Senin, 07 November 2011

Problem and Solutions on Impulse Momentum

Impulse Momentum Problem and Solutions

1. An object travels with a velocity 4m/s to the east. Then, its direction of motion and magnitude of velocity are changed. Picture given below shows the directions and magnitudes of velocities. Find the impulse given to this object.

I=F.Δt=Δp=m.ΔV

where ΔV=V₂-V₁=-3-4=-7m/s

I=m.ΔV=3.(-7)=-21kg.m/s

2. Ball having mass 4kg and velocity 8m/s travels to the east. Impulse given at point O, makes it change direction to north with velocity 6m/s.
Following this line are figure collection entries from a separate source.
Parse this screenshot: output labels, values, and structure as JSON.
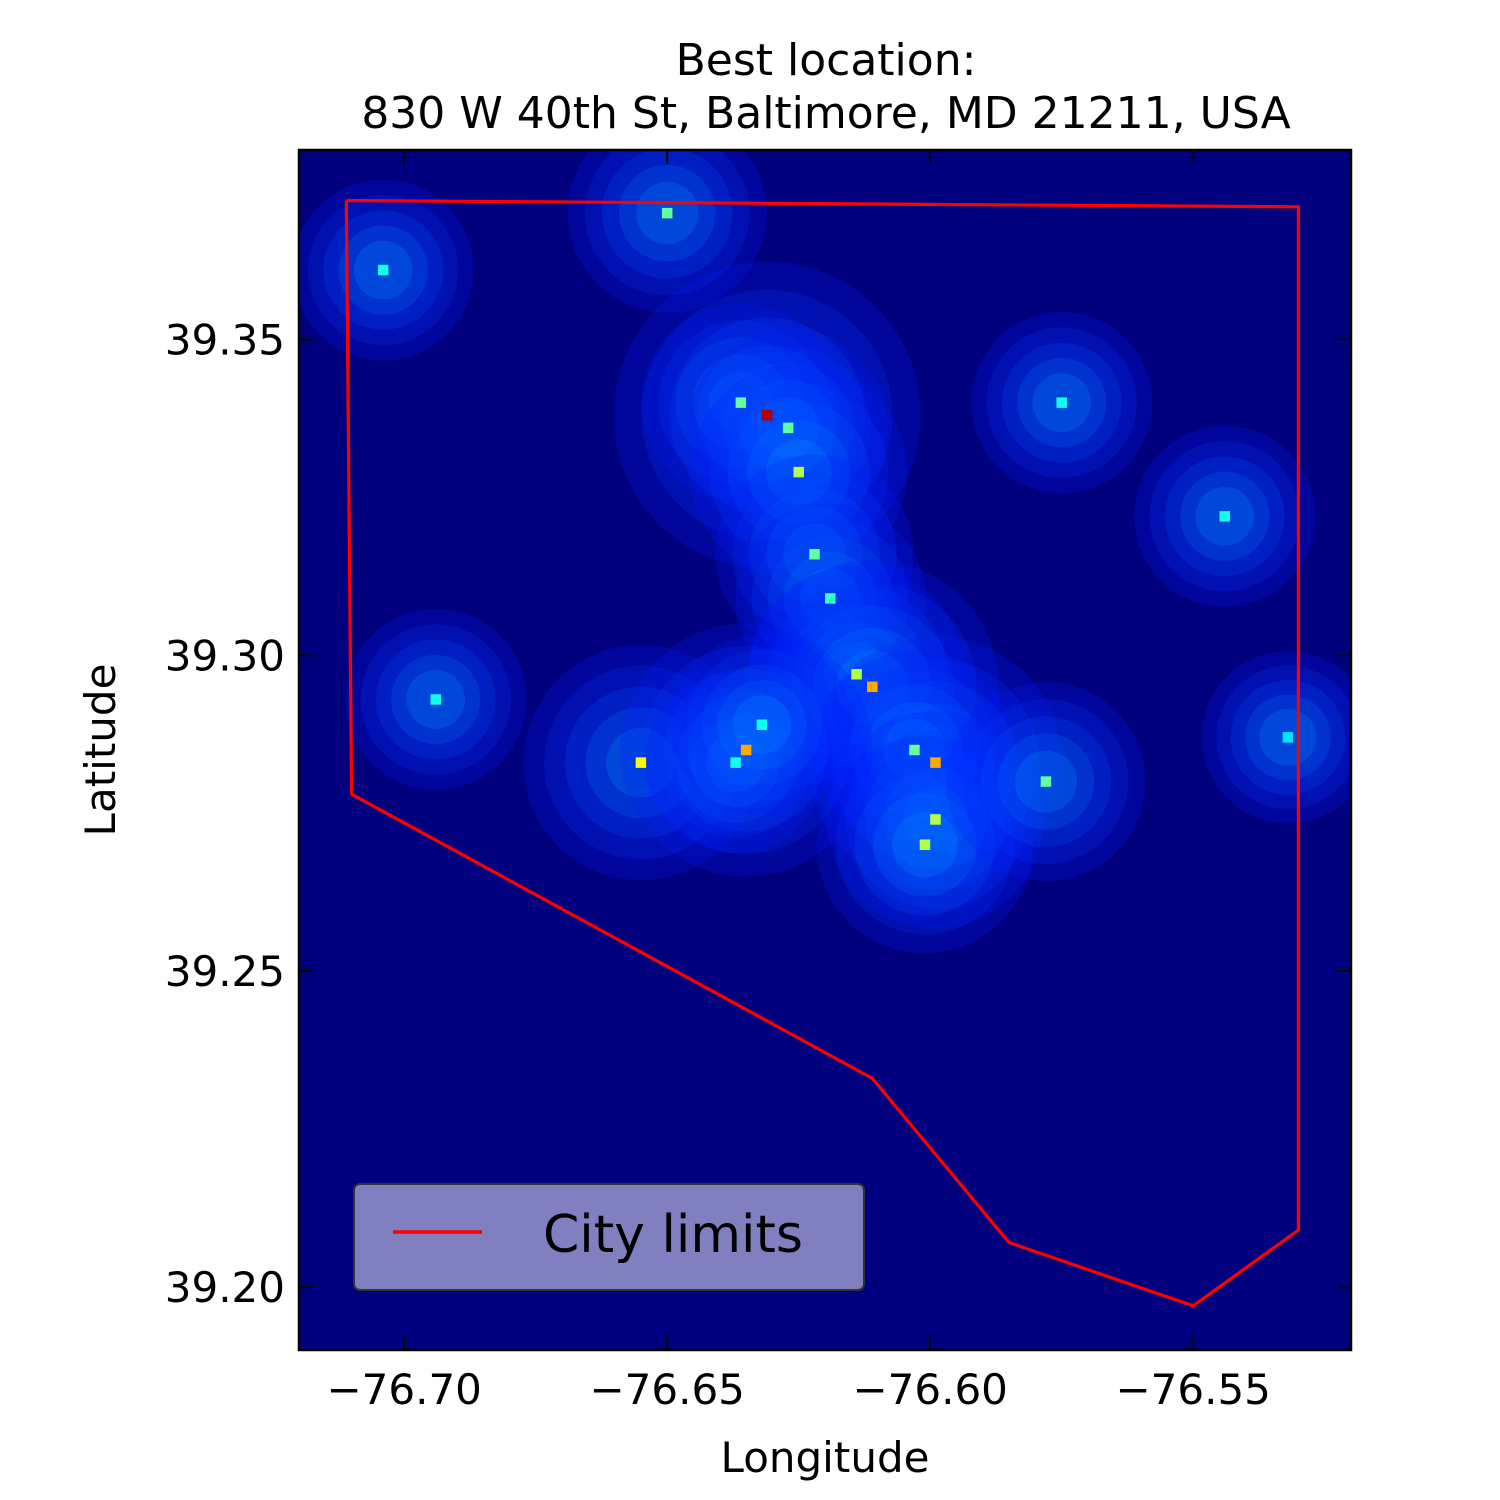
{
  "chart_data": {
    "type": "heatmap",
    "title_line1": "Best location:",
    "title_line2": "830 W 40th St, Baltimore, MD 21211, USA",
    "xlabel": "Longitude",
    "ylabel": "Latitude",
    "xlim": [
      -76.72,
      -76.52
    ],
    "ylim": [
      39.19,
      39.38
    ],
    "xticks": [
      {
        "value": -76.7,
        "label": "−76.70"
      },
      {
        "value": -76.65,
        "label": "−76.65"
      },
      {
        "value": -76.6,
        "label": "−76.60"
      },
      {
        "value": -76.55,
        "label": "−76.55"
      }
    ],
    "yticks": [
      {
        "value": 39.35,
        "label": "39.35"
      },
      {
        "value": 39.3,
        "label": "39.30"
      },
      {
        "value": 39.25,
        "label": "39.25"
      },
      {
        "value": 39.2,
        "label": "39.20"
      }
    ],
    "colormap": "jet",
    "background_color": "#00007f",
    "hotspots": [
      {
        "lon": -76.65,
        "lat": 39.37,
        "intensity": 0.4
      },
      {
        "lon": -76.704,
        "lat": 39.361,
        "intensity": 0.3
      },
      {
        "lon": -76.631,
        "lat": 39.338,
        "intensity": 1.0
      },
      {
        "lon": -76.636,
        "lat": 39.34,
        "intensity": 0.4
      },
      {
        "lon": -76.627,
        "lat": 39.336,
        "intensity": 0.4
      },
      {
        "lon": -76.625,
        "lat": 39.329,
        "intensity": 0.5
      },
      {
        "lon": -76.622,
        "lat": 39.316,
        "intensity": 0.4
      },
      {
        "lon": -76.619,
        "lat": 39.309,
        "intensity": 0.35
      },
      {
        "lon": -76.614,
        "lat": 39.297,
        "intensity": 0.5
      },
      {
        "lon": -76.611,
        "lat": 39.295,
        "intensity": 0.7
      },
      {
        "lon": -76.599,
        "lat": 39.283,
        "intensity": 0.7
      },
      {
        "lon": -76.603,
        "lat": 39.285,
        "intensity": 0.4
      },
      {
        "lon": -76.599,
        "lat": 39.274,
        "intensity": 0.5
      },
      {
        "lon": -76.601,
        "lat": 39.27,
        "intensity": 0.5
      },
      {
        "lon": -76.578,
        "lat": 39.28,
        "intensity": 0.4
      },
      {
        "lon": -76.655,
        "lat": 39.283,
        "intensity": 0.6
      },
      {
        "lon": -76.635,
        "lat": 39.285,
        "intensity": 0.7
      },
      {
        "lon": -76.637,
        "lat": 39.283,
        "intensity": 0.3
      },
      {
        "lon": -76.632,
        "lat": 39.289,
        "intensity": 0.3
      },
      {
        "lon": -76.694,
        "lat": 39.293,
        "intensity": 0.3
      },
      {
        "lon": -76.544,
        "lat": 39.322,
        "intensity": 0.3
      },
      {
        "lon": -76.575,
        "lat": 39.34,
        "intensity": 0.3
      },
      {
        "lon": -76.532,
        "lat": 39.287,
        "intensity": 0.25
      }
    ],
    "city_limits": {
      "label": "City limits",
      "color": "#ff0000",
      "lon": [
        -76.711,
        -76.53,
        -76.53,
        -76.55,
        -76.585,
        -76.611,
        -76.71,
        -76.711
      ],
      "lat": [
        39.372,
        39.371,
        39.209,
        39.197,
        39.207,
        39.233,
        39.278,
        39.372
      ]
    },
    "legend": {
      "position": "lower-left",
      "entries": [
        "City limits"
      ]
    },
    "grid": false
  }
}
Find the given impulse and change in the momentum.

Initial and final momentum vectors of ball are shown in the figure below.

P₁=m.V₁=4kg.8m/s=32kg.m/s

P₂=m.V₂=4kg.6m/s=24kg.m/s

ΔP=P₂+P₁ (vector addition)

ΔP²=P₂²+P₁²=m²(v₂²+v₁²)

ΔP²=16.100

ΔP=40kg.m/s

Impulse=change in momentum

I=ΔP=40kg.m/s

3. Find the impulse and force which make 12m/s change in the velocity of object having 16kg mass in 4 s.

F.Δt=ΔP=m.ΔV

F.4s=16kg.12m/s

F=48N

F.Δt=Impulse=192kg.m/s

4. Applied force vs. time graph of object is given below. Find the impulse of the object between 0-10s.

Area under the force vs. time graph gives us impulse.

F.Δt=20.2/2+20.(6-2)+20.(10-6)/2

F.Δt=140kg.m/s

5. A ball having mass 500g hits wall with a10m/s velocity. Wall applies 4000 N force to the ball and it turns back with 8m/s velocity. Find the time of ball-wall contact.

F.Δt=ΔP=m.ΔV=m.(V₂-V₁)

-4000.Δt=0,5kg.(8-10)

Δt=0,00025s

6. Objects shown in the figure collide and stick and move together. Find final velocity objects.

Using conservation of momentum law;

m₁.V₁+m₂.V₂=(m₁+m₂).V_final

3.8+4.10=7.V_final

64=7.V_final

V_final=9,14m/s

7. 2kg and 3kg objects slide together, and then they break apart. If the final velocity of m₂ is 10 m/s,

a) Find the velocity of object m₁.

b) Find the total change in the kinetic energies of the objects.

a) Using conservation of momentum law;
(m₁+m₂).V=m₁.V₁+m₂.V₂

5.4=30+2.V₁

V₁=-5m/s

b) E_Kinitial=1/2/m₁+m₂).V²

E_Kinitial=1/2.5.16=40joule

E_Kfinal=1/2.2.5²+1/2.3.10²

E_Kfinal=175 joule

Change in the kinetic energy is =175-40=135 joule

8. As shown in the figure below, object m₁ collides stationary object m₂. Find the magnitudes of velocities of the objects after collision. (elastic collision)

In elastic collisions we find velocities of objects after collision with following formulas;

V₁'=(m₁-m₂)/(m₁+m₂).V₁

V₂'=(2m₁/m₁+m₂).V₁

m₁=6kg, m₂=4kg, V₁=10m/s

V₁'=(6-4/6+4).10=2m/s

V₂'=(2.6/6+4).10=12m/s

9. Momentum vs. time graph of object is given below. Find forces applied on object for each interval.

F.Δt=ΔP

F=ΔP/Δt

Slope of the graph gives us applied force.

I. Interval:

F₁=P₂-P₁/10-0=-50/10=-5N

II. Interval:

F₂=50-50/10=0

III. Interval:

F₃=100-50/10=5N

9. A box having mass 0,5kg is placed in front of a 20 cm compressed spring. When the spring released, box having mass m₁, collide box having mass m₂ and they move together. Find the velocity of boxes.